A terceira paragem, o Parque Nacional Thingvellir é um local incrível, repleto de história, cercado por uma geologia incrível e Património Mundial da UNESCO. O parque fica a 50min de carro do Geysir e a outros 45min de Reiquejavique e é normalmente a primeira paragem do Golden Circle, quando se parte da capital. As raízes de como esta ilha se formou e como a sua sociedade civil foi criada podem ser encontradas aqui!

A incrível geologia do parque vem do facto de estar localizado diretamente entre as placas tectónicas da América do Norte e da Eurásia, no vale da fenda que atravessa toda a Islândia, o único país em que esta fenda pode ser vista acima do nível do mar. Quando se entra no parque encontramos um penhasco que é, de facto, a esquina da placa norte-americana. A outra placa fica a vários quilómetros de distância, no lado oposto do parque. Foi uma bolsa de magma que se formou entre as duas placas a responsável pela criação da Islândia há milhões de anos. Todos os anos as placas separam-se aproximadamente 2.5cm, razão pela qual a Islândia ter uma tão elevada actividade vulcânica. Evidências desse processo podem ser encontradas por todo o parque. A área consiste em longos trechos de rochas de lava que circundam Thingvallavatn, o maior lago natural do país. O facto de o parque ser tão verde é porque não houve uma erupção na área nos últimos 2000 anos, embora existam terramotos regulares. As rachas abertas por esses terramotos são preenchidas com água doce, que derrete do glaciar Langjökull e viaja para o subsolo, através da porosa rocha de lava, em direção ao lago. Esse longo processo de filtração faz com que a água seja desprovida de sedimentos e, portanto, cristalina, com uma visibilidade que excede os 100 metros, o que não apenas torna a caminhada pela área muito mais cénica, como também cria a oportunidade de fazer mergulho entre as duas placas tectónicas! No entanto, se preferirem ver “onde a terra se separa” e ao mesmo tempo permanecer totalmente seco, é possível caminhar pelo desfiladeiro de Almannagja. Este vale deslumbrante mostra-nos como os processos geológicos da área funcionam e leva-nos à cascata Oxararfoss.

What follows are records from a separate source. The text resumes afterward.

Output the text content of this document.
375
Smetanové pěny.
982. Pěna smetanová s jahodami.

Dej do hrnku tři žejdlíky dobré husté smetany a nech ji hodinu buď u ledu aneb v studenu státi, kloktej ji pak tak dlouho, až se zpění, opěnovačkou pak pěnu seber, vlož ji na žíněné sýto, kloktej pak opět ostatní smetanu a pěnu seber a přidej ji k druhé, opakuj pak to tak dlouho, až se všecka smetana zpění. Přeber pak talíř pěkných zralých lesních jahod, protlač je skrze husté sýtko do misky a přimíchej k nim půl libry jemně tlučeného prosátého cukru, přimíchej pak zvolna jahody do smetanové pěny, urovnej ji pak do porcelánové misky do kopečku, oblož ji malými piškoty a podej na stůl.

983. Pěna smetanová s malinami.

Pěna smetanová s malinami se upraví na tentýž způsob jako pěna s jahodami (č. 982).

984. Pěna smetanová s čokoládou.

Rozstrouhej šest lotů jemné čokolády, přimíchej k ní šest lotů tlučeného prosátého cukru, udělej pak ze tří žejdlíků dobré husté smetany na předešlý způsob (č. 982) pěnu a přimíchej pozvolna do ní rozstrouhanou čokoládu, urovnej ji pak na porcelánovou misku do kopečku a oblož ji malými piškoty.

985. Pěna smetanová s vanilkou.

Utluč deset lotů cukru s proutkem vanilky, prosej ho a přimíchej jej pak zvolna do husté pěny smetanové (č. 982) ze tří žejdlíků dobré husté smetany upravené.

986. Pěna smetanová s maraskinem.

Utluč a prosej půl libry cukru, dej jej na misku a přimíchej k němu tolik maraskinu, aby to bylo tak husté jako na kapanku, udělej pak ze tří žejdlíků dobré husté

No entanto, a localização incrível e a geologia fascinante de Thingvellir não têm nada a ver com o motivo pelo qual o parque é Património Mundial da UNESCO. Tem sim a ver com o passado. Saber a história de Thingvellir é saber a história do povo islandês. Os primeiros colonos permanentes na Islândia chegaram nos anos 800 e eram em grande parte clãs vikings que se recusavam a “dobrar o joelho” ao novo rei da Noruega. Em 930, no entanto, decidiram que algum tipo de governo coletivo poderia facilitar as disputas na ilha, e cada um dos trinta grupos presentes enviou alguém para representá-los. Ao local da reunião chamaram “os campos do parlamento”, que se traduz em Thingvellir. Este primeiro parlamento foi um sucesso tão grande que a tradição continuou ano após ano, século após século. A instituição permaneceu mesmo depois da Islândia ser adquirida pela Noruega em 1262 ou de ter sido transferida para a coroa dinamarquesa em 1380. Em 1844, depois da única pausa que o parlamento viu, foi transferido para Reiquejavique, mas a sua função permaneceu a mesma. Essa história faz do parlamento islandês o parlamento representativo mais antigo do mundo. Enquanto as populações da Europa cristã enfrentavam o feudalismo sem pensar em nenhum processo democrático, os “pagãos” da Islândia criavam um sistema representativo que serviria de modelo para muitos que o seguiram.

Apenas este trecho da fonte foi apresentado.